When he got back to Subh's house he found his own clothes had been taken away for mending and cleaning, to be replaced by a set of clean, crisp white robes that would have suited any Moor. There was even a turban.
'My,' Subh said, when she met him at the gate. 'Has your skin been oiled? You even smell civilised.'
His head full of her perfume, he could only reply, 'Lady, I'll take that as a compliment.' He offered her his arm.
They walked the short distance to Seville's royal palace, which the Moors called the al-qasr al-Mubarak, the Blessed Palace. Somehow it didn't surprise Peter at all that Subh was held in high enough esteem by the emir to have been granted the use of rooms in his palace to meet her scholars.
They were met by one of the emir's staff, a sleek chamberlain with a scalp shaved smooth and polished oak-brown. He led them on a gentle walk through the rooms of the palace, which led from one to the other in the indirect Moorish style, filled with water-reflected light from patios and gardens. In some of the rooms they glimpsed people at leisure, wives and princes perhaps, and palace staff who worked on the business of running the emirate.
'I'm impressed you organised this so quickly,' he said.
'We may need to be hasty, if the rumours I've been hearing about the Christians' plans are true. We have a few years at best before Seville is besieged the way Cordoba was. So we must get on with it. But tell me – do you despair of the quality of our scholars in these latter days? After all the great age of the caliphate is long gone.'
'Not at all. I have studied Ibn Rushd, for instance, whom we know as Averroes. An astronomer, physician, philosopher, who is generally believed to have produced the best commentary on Aristotle since antiquity, and stirred up some trouble with it. Ibn Bajjah, a teacher of medicine, and tutor of Ibn Rushd. Al-Jayyani, who wrote commentaries on Euclid. Al-Maghribi, famous for trigonometry. Al-Zarqali, the foremost astronomer-'
'Enough. You have convinced me. You know,' she mused, 'these scholars are heroes to you. But my son's heroes are men like Tariq and Saladin. Warriors. Makes you think.'
'I'll tell you something else about Muslim learning.
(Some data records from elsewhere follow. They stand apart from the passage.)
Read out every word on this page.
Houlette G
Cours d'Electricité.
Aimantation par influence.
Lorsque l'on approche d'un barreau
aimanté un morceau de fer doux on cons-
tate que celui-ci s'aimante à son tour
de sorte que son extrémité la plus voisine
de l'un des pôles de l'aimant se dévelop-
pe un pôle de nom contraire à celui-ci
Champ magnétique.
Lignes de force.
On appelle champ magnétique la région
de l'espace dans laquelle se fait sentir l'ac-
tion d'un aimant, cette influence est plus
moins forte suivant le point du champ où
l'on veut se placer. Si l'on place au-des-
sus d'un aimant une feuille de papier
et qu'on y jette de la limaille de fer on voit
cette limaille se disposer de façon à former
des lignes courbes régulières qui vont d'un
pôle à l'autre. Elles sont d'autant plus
Many Arabic words have no Latin equivalents, because the scholarship is so much more advanced. So when the work of Ibn Rushd, for instance, is translated into Latin, the Arabic words are copied over as they are. Alkali. Camphor. Borax. Elixir. Algebra. Azure. Zenith. Nadir. Zero. Cipher-'
'Enough of your lists, boy!'
'Do you think that people in England and Germany will end up speaking Arabic without even knowing it?'
'Now that,' she said, 'is a delicious thought.'
They arrived at last at a patio with an elaborate sunken garden surrounded by graceful arches. Peter heard laughter, and in the shadowed spaces beyond he saw lithe running figures. At the western side of the patio they were brought through an elaborate horseshoe-arched doorway into a hall called the turayya. This grand hall was the emir's throne room; beneath a domed roof pillars of fine marble supported complex arcades. The chamberlain said it was named for the star system called in the west the Pleiades. It was so called because the rooms around this central hall were set out like those stars in the sky.